EXCLUSIVE Outspoken councillor slams Labor for 'ghetto conditions' in his western Sydney electorate - but not everybody is on his side
A Sydney councillor who slammed his colleagues for allowing 'third world ghetto conditions' to proliferate within their electorate has come under fire for blaming the wrong people.
Cumberland City councillor Steve Christou accused his Labor-led council of failing to crack down on what he described as 'unhygienic, unsanitary' conditions in Merrylands, 25km west of the city.
He aired the issue in a video shared to social media on Monday, in which he filmed a litter-strewn footpath outside a low-lying block of flats within walking distance of the council building on Memorial Avenue.
'Merrylands and Cumberland City Council should not be a ghetto under ghetto conditions, unfortunately this is what it's turning like consistently under the Labor mayorship,' he said.
'We will keep exposing these truths until some action is taken and holding them to account.'
But, instead of a Labor pile-on, the councillor found himself in the firing line.
'It is the residents. Not the council's fault,' one woman wrote.
'Are you delusional? It's not the council, it's the residents,' another said.
Asked what he made of the backlash, Christou insisted the council had a role to play in allowing the bad behaviour to go unpunished.
'Look, no doubt at the moment, it's a resident issue,' he told Daily Mail Australia.
'However, it's a resident issue because council isn't doing anything about it and taking enforcement action and representing the community like they, you know, like they want to.'
In the video, Christou described the scene as being akin to 'absolute third world ghetto conditions', adding: 'The area looks like a dump'.
It comes as part of a broader campaign wrought by the libertarian councillor against what he sees as a failure to enforce basic conditions of cleanliness in the area.
Two weeks ago, he received an email from a local woman whose found her two-year-old son kicking an abandoned syringe outside his kindergarten.
'In my 37 years of being a local in the Merrylands community, I have never seen or [been] exposed to a use[d] syringe,' she wrote.
'I'm utterly [sickened] that my young boy who isn't even three years of age asked me what is that and actually stepped on it.
'Merrylands was a beautiful area growing up and now it looks like a third world country.'
Mr Christou served as the mayor of the Cumberland Council from 2017 to 2022 in which time, he was made aware of the potential fines in place for dumping offences.
In his time as a councillor, he said he had not once seen the maximum penalty enforced against an illegal dumper.
'Once you start cracking down and catching out a few offenders, you'll find that the rest of the community that are dumping will pull their heads in, because nobody wants to be fined,' he said.
Earlier this month, the council proposed to raise council rates by $1.50 per week. The proposal document is currently on exhibition.
Christou, the only council member to vote against the proposed rate hike, said he believed the council had failed to demonstrate the work needed to justify the increase in the minds of residents.

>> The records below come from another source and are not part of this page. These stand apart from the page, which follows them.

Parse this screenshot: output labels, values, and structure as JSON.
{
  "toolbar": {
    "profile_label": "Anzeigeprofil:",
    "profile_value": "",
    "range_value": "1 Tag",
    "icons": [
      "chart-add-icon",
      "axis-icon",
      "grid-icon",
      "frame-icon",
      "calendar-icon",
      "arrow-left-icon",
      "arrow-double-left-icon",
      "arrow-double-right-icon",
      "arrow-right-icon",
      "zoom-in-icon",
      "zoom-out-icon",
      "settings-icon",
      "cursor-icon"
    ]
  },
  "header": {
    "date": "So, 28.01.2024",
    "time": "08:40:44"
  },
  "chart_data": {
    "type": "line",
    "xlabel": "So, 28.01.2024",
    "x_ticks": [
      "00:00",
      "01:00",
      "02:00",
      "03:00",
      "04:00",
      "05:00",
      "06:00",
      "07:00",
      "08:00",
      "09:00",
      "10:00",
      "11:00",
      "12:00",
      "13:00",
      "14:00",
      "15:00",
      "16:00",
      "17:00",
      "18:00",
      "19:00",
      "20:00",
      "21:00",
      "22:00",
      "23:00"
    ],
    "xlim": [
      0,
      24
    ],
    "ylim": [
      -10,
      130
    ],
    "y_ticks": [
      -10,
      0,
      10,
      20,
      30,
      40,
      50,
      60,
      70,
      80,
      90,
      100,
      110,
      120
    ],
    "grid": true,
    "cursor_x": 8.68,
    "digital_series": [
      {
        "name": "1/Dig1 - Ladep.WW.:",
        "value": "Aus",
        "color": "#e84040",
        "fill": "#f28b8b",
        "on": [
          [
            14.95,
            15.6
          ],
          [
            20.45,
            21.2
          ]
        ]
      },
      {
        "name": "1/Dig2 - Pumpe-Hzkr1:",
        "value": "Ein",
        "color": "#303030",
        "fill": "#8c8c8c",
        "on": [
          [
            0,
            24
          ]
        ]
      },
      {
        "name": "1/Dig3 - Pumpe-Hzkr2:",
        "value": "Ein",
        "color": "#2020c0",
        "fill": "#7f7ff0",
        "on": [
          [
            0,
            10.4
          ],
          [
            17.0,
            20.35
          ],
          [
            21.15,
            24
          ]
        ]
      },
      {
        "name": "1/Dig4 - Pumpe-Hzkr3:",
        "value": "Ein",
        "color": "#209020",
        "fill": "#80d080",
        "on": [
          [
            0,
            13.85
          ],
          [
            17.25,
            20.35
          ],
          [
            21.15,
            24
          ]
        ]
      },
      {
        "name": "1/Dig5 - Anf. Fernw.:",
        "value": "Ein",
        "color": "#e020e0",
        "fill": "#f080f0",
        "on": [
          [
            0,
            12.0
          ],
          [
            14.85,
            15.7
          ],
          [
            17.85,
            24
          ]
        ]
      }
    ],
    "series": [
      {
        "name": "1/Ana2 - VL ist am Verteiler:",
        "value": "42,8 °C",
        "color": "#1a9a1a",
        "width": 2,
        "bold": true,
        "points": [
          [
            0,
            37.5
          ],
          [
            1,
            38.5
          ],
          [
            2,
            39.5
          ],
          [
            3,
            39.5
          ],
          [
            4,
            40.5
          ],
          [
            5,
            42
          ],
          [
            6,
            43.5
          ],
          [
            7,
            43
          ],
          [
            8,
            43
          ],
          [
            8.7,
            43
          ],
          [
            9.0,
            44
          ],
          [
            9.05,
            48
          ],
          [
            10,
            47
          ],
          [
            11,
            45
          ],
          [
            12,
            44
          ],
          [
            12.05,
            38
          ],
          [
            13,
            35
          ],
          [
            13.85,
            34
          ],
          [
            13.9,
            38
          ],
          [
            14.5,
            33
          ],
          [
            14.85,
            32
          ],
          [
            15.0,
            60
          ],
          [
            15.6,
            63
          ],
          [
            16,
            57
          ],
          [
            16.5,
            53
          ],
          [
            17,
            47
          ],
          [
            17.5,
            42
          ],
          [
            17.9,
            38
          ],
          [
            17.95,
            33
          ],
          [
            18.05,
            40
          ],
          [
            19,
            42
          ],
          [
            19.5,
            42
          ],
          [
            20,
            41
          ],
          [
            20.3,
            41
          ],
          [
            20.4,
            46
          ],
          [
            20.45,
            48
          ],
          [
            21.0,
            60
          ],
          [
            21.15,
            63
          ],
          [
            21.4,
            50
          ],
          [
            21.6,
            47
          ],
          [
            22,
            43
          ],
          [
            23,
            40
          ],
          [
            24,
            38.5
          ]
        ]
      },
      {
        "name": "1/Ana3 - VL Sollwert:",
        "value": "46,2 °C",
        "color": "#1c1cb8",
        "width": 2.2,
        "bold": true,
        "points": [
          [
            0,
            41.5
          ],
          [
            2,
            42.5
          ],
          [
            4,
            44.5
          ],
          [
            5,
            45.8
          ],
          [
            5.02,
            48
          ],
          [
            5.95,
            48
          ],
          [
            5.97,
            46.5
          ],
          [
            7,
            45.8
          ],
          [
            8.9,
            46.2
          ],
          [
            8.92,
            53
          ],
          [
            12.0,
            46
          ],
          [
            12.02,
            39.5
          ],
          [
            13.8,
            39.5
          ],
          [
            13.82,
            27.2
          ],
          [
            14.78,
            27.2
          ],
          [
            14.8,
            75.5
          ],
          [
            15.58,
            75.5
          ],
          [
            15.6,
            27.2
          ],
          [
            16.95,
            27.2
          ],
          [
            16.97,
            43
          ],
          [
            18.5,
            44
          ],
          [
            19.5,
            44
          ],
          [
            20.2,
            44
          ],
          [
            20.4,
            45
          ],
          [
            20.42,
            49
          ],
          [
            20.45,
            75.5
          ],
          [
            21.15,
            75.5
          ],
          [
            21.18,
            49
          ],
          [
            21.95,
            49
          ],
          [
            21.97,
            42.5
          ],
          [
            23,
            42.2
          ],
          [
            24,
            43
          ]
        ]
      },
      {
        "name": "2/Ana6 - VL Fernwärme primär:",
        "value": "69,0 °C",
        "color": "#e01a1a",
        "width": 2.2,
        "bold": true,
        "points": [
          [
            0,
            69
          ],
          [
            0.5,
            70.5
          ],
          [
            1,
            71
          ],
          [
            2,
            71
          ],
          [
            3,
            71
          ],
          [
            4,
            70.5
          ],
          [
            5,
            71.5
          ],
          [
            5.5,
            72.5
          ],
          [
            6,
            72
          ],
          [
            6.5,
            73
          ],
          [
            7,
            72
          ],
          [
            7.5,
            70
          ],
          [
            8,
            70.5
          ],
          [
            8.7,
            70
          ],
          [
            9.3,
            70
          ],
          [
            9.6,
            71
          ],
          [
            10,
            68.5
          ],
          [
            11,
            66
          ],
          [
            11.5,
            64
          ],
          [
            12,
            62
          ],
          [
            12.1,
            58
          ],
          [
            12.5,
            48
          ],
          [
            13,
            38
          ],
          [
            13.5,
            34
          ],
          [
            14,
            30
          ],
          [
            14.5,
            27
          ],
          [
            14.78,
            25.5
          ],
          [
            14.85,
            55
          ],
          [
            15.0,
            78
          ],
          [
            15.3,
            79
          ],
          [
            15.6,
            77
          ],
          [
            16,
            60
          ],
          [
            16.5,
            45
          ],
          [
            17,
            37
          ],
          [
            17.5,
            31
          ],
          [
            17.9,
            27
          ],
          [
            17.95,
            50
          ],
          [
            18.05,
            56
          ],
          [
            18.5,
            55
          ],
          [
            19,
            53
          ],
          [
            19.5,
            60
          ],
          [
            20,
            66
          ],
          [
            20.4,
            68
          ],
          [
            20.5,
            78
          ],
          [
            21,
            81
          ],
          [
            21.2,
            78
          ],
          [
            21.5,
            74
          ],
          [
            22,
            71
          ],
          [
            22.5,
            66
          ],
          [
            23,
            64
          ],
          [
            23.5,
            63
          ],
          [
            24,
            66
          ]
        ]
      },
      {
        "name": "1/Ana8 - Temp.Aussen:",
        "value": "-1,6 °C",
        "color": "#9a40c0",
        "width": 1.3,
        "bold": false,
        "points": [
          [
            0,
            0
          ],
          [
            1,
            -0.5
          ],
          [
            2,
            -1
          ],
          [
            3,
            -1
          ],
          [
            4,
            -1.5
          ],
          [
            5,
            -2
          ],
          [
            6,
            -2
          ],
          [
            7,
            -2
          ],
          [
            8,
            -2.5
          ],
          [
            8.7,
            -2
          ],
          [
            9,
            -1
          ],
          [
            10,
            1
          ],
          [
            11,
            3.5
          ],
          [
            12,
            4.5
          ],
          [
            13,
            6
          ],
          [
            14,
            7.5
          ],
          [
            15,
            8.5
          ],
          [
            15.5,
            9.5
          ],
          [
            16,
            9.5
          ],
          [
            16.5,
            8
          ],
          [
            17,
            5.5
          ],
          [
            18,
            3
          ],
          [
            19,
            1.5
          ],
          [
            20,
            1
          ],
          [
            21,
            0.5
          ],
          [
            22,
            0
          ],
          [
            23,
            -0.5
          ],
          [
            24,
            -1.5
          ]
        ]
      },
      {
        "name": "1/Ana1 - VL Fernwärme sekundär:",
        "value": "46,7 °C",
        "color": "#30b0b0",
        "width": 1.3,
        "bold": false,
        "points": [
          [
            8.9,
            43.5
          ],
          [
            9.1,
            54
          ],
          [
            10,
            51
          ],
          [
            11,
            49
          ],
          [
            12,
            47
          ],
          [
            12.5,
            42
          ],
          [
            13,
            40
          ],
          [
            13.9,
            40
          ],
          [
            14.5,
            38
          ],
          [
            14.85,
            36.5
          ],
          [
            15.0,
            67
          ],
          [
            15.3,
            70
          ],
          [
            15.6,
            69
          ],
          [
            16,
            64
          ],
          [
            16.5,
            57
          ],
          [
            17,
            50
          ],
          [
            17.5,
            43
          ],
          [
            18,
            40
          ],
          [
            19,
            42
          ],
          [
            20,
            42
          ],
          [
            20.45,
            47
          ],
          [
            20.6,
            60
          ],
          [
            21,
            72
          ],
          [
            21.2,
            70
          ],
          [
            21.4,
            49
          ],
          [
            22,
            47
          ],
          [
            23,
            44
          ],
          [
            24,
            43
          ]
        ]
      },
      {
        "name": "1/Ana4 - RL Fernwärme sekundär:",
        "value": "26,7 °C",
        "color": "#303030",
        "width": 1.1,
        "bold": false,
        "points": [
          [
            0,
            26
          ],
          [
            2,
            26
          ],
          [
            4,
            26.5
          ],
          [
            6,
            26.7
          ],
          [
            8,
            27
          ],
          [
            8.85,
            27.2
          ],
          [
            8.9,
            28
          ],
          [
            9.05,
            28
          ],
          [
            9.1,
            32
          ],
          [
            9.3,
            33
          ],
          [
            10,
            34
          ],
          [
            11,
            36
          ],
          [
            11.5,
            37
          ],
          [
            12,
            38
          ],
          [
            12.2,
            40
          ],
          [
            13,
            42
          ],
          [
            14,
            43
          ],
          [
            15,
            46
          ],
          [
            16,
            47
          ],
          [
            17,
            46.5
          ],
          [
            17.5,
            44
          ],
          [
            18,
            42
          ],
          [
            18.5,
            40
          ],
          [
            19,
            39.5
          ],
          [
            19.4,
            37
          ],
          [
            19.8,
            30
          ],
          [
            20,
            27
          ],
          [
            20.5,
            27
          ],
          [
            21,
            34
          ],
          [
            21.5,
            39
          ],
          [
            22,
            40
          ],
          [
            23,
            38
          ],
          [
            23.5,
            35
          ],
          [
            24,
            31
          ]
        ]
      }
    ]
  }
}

'They want to raise rates... and if they were actually going out and implementing a program to kind of stop [illegal dumping] from happening, and carrying out their road works, and we didn't have craters and potholes and overgrown grass and all this list of issues that needed to be fixed, I would support it,' he said.
'But I don't support it because they're not doing anything about it, and any money I feel they're going to get off offer a rate rise, they're just going to spend on other issues that aren't important to the you know, to the residents and the public.'
Cumberland City Council has been contacted by Daily Mail Australia.